The Immaculate Exit dodge

As Paul observed yesterday Yglesias has been doing valiant work taking on the Blob and the reporters who repeat their opinions as fact in straight news reports despite their having been wrong about everything. This might be his most important thread yet, taking on the “we’re just criticizing how the withdrawal was handled” argument, which is really just “we should have stayed forever” without the courage of its convictions:
Now obviously the people pushing this line have an answer — don't withdraw troops, send more, and keep fighting for another decade or four.
But a lot of reporters have let themselves get duped into the idea that there's some other debate.— Matthew Yglesias (@mattyglesias) August 21, 2021
It's a perfectly legitimate thing to debate — many influential people in Washington believe that 20 years and $1 trillion was not enough resources poured down the drain and they wanted more.

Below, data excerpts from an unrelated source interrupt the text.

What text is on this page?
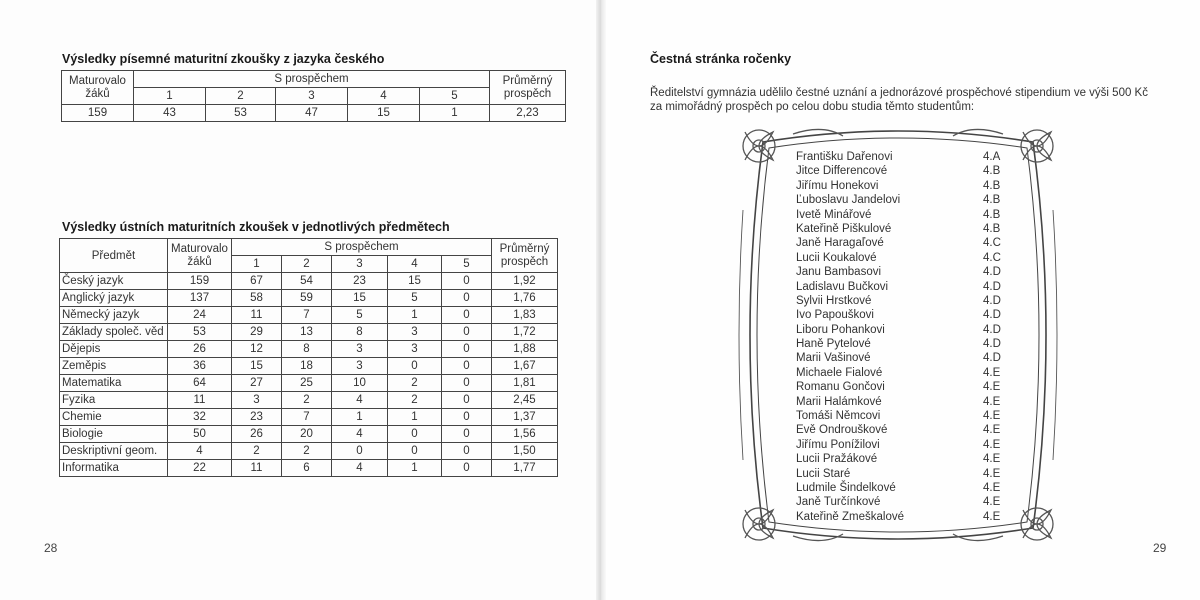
Výsledky písemné maturitní zkoušky z jazyka českého
Maturovalo žáků	S prospěchem					Průměrný prospěch
	1	2	3	4	5	
159	43	53	47	15	1	2,23
Výsledky ústních maturitních zkoušek v jednotlivých předmětech
Předmět	Maturovalo žáků	S prospěchem					Průměrný prospěch
		1	2	3	4	5	
Český jazyk	159	67	54	23	15	0	1,92
Anglický jazyk	137	58	59	15	5	0	1,76
Německý jazyk	24	11	7	5	1	0	1,83
Základy společ. věd	53	29	13	8	3	0	1,72
Dějepis	26	12	8	3	3	0	1,88
Zeměpis	36	15	18	3	0	0	1,67
Matematika	64	27	25	10	2	0	1,81
Fyzika	11	3	2	4	2	0	2,45
Chemie	32	23	7	1	1	0	1,37
Biologie	50	26	20	4	0	0	1,56
Deskriptivní geom.	4	2	2	0	0	0	1,50
Informatika	22	11	6	4	1	0	1,77
28
Čestná stránka ročenky
Ředitelství gymnázia udělilo čestné uznání a jednorázové prospěchové stipendium ve výši 500 Kč za mimořádný prospěch po celou dobu studia těmto studentům:
Františku Dařenovi	4.A
Jitce Differencové	4.B
Jiřímu Honekovi	4.B
Ľuboslavu Jandelovi	4.B
Ivetě Minářové	4.B
Kateřině Piškulové	4.B
Janě Haragaľové	4.C
Lucii Koukalové	4.C
Janu Bambasovi	4.D
Ladislavu Bučkovi	4.D
Sylvii Hrstkové	4.D
Ivo Papouškovi	4.D
Liboru Pohankovi	4.D
Haně Pytelové	4.D
Marii Vašinové	4.D
Michaele Fialové	4.E
Romanu Gončovi	4.E
Marii Halámkové	4.E
Tomáši Němcovi	4.E
Evě Ondrouškové	4.E
Jiřímu Ponížilovi	4.E
Lucii Pražákové	4.E
Lucii Staré	4.E
Ludmile Šindelkové	4.E
Janě Turčínkové	4.E
Kateřině Zmeškalové	4.E
29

What I object to is the pretense that there's some *other* debate happening.— Matthew Yglesias (@mattyglesias) August 21, 2021
Imagine the reaction if the US military had started destroying Afghan National Army military equipment on our way out the door *and then* they'd surrendered without a shot to the Taliban. It's an absurd idea. https://t.co/K3wFBp5uFW— Matthew Yglesias (@mattyglesias) August 21, 2021
Remember that up until very recently, there were regularly scheduled commercial flights from Kabul to Abu Dhabi, Dubai, Delhi, Istanbul etc. — westerners weren't trapped in the city in need of evacuation, they were just there working.— Matthew Yglesias (@mattyglesias) August 21, 2021
I’m sure mistakes have been made because they always will be, but the idea there could be a way of ending the war with the Afghan-not-actually-a-government-in-the-Weberian-sense instantaneously collapsing without substantial chaos is silly. And the reason for this middle ground position is that the honest version — “the fact that the first twenty years and trillion dollars accomplished literally nothing while we lied our asses off about it is all the more reason to stay for another 20 or 40 Friedman Units” is self-refuting.
Meanwhile, this rationalization is, to put it mildly, unpersuasive:
I understand there’s frustration saying media coverage of Afghanistan withdrawal might make another POTUS loathe to end a war.
But consider: Might also compel a future POTUS to rethink launching a war without cleer goals and minimally disruptive exit strategy.— Alex Ward (@alexbward) August 21, 2021
“George W. Bush would have had second thoughts about invading and staying in Afghanistan if he knew that his second Democratic successor got the blame for it being a bad idea horribly executed because he ended it, while he and the two successors who continued the war in total futility got off scot-free”…why, exactly? The perverse incentives created by the fact that the media is unwilling to declare wars a failure* until they’ve ended are a major problem. And the idea that the people who have been wrong about Afghanistan for 20 years, often with major conflicts of interests, should continue to be treated uncritically as credible experts makes no sense at all.
*The Iraq War was a partial exception here, but that’s because the Bush administration was dumb enough to focus the case for war on claims about Saddam’s scary, scary WMD capacity that could be falsified while the war was ongoing. As long as you have objectives that whose achievement can’t be clearly disproven until the war ends, you’re golden.